Pire, à l’instar de la philosophe américaine Martha Nussbaum ou encore, récemment, le New York Times dans sa polémique avec Manuel Valls, ils expliquent souvent que le vrai problème de la France, n’est pas la remise en cause violente de la laïcité, mais la laïcité elle-même. Selon ces beaux esprits, le respect de la neutralité de l’espace public ferait le lit des exclusions. C’est une complète inversion du sens que nous avons voulu dénoncer. Et qui n’est pas sans rappeler des attitudes de déni qui ont accompagné la montée des totalitarismes du XXe siècle. Rien n’est plus urgent pour des démocrates authentiques que de comprendre, d’analyser et de mesurer les conséquences d’un tel phénomène, qui multiplie les brouillages et les confusions dans un débat public déjà saturé par les amalgames.

Ces ennemis particulièrement retors se situent-ils aux deux extrémités du spectre politique ?

Il y a, en effet, une double tenaille d’idiotie utile qui pèse sur la laïcité. Du côté de l’ultra-gauche, la laïcité se trouve ainsi accusée
d’être « colonialiste », « raciste », « islamophobe » dès lors qu’elle postule que la République garantit les mêmes droits et exige les mêmes devoirs de tous les citoyens, quelles que soient leurs appartenances religieuses ou philosophiques. La confusion est telle qu’un grand quotidien national a publié récemment une tribune d’un sociologue intitulée « Le fondamentalisme laïque menace la France » ! Quelques mois après les massacres de la barbarie à Charlie Hebdo, à l’Hyper-casher, au Bataclan, à Nice, le 14 juillet, voilà une bien terrible nouvelle version de l’arroseur- arrosé ! Alors qu’il s’agit de faire en sorte que l’islam, comme les autres religions, puisse être pratiqué dans le respect des lois de la République.

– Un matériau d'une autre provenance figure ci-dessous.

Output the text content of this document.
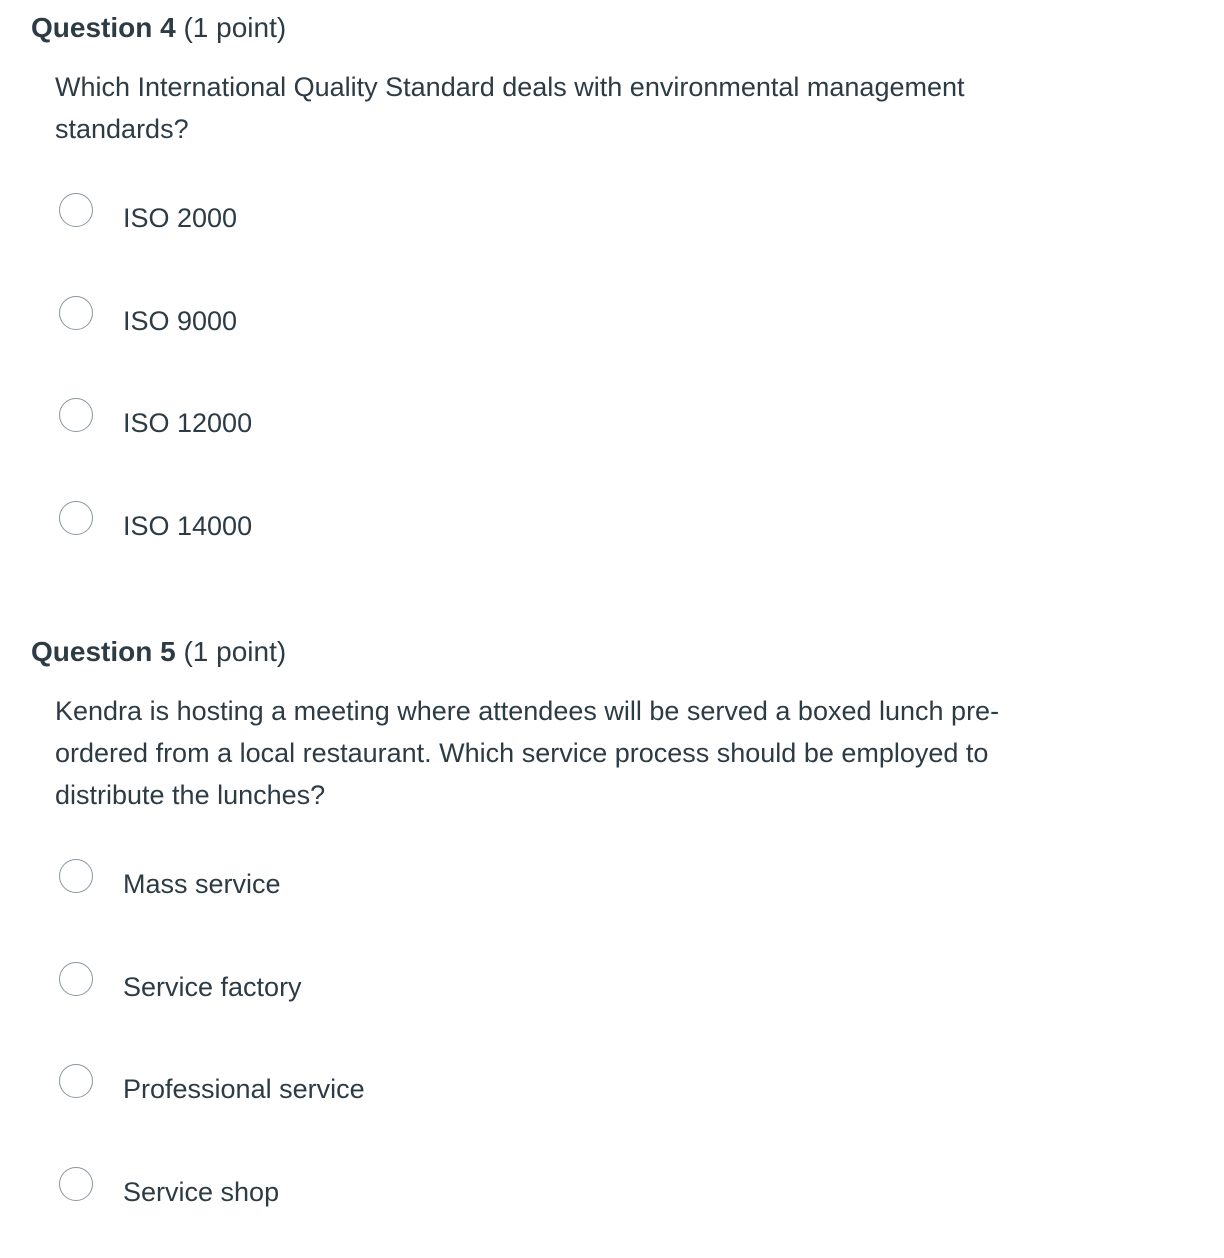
Question 4 (1 point)
Which International Quality Standard deals with environmental management standards?
ISO 2000
ISO 9000
ISO 12000
ISO 14000
Question 5 (1 point)
Kendra is hosting a meeting where attendees will be served a boxed lunch pre-ordered from a local restaurant. Which service process should be employed to distribute the lunches?
Mass service
Service factory
Professional service
Service shop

Et du côté de l’autre extrême ?

Du côté de l’extrême-droite, on a assisté à un véritable hold-up sur la laïcité. L’histoire témoigne que ce mouvement politique a toujours défendu une identité française bien peu laïque, blanche, catholique, apostolique et romaine. Il s’agit, en réclamant démagogiquement l’interdiction totale des signes religieux, de stigmatiser les musulmans, d’instrumentaliser les peurs pour récupérer l’électorat populaire. Et d’exercer une pression idéologique sur les partis conservateurs.
Entre les deux extrêmes, des intellectuels ont voulu affubler la laïcité de qualificatifs qui ne visaient qu’à la vider de sa substance. Ainsi fut-elle invitée à devenir « moderne », « nouvelle », « ouverte » et, plus récemment, « inclusive », « apaisée » voire même, « concordataire ». Un superbe oxymore papiste ! Perdre le sens des mots, c’est perdre sa capacité à penser librement, rappellera Charles Coutel pendant le colloque. Et sans pensée libre, la démocratie cède aux diktats de l’opinion. Nous y sommes. Le libéralisme se substitue à la liberté, l’équité à l’égalité, la charité à la solidarité, la différence à la singularité, le communautarisme à l’universalisme.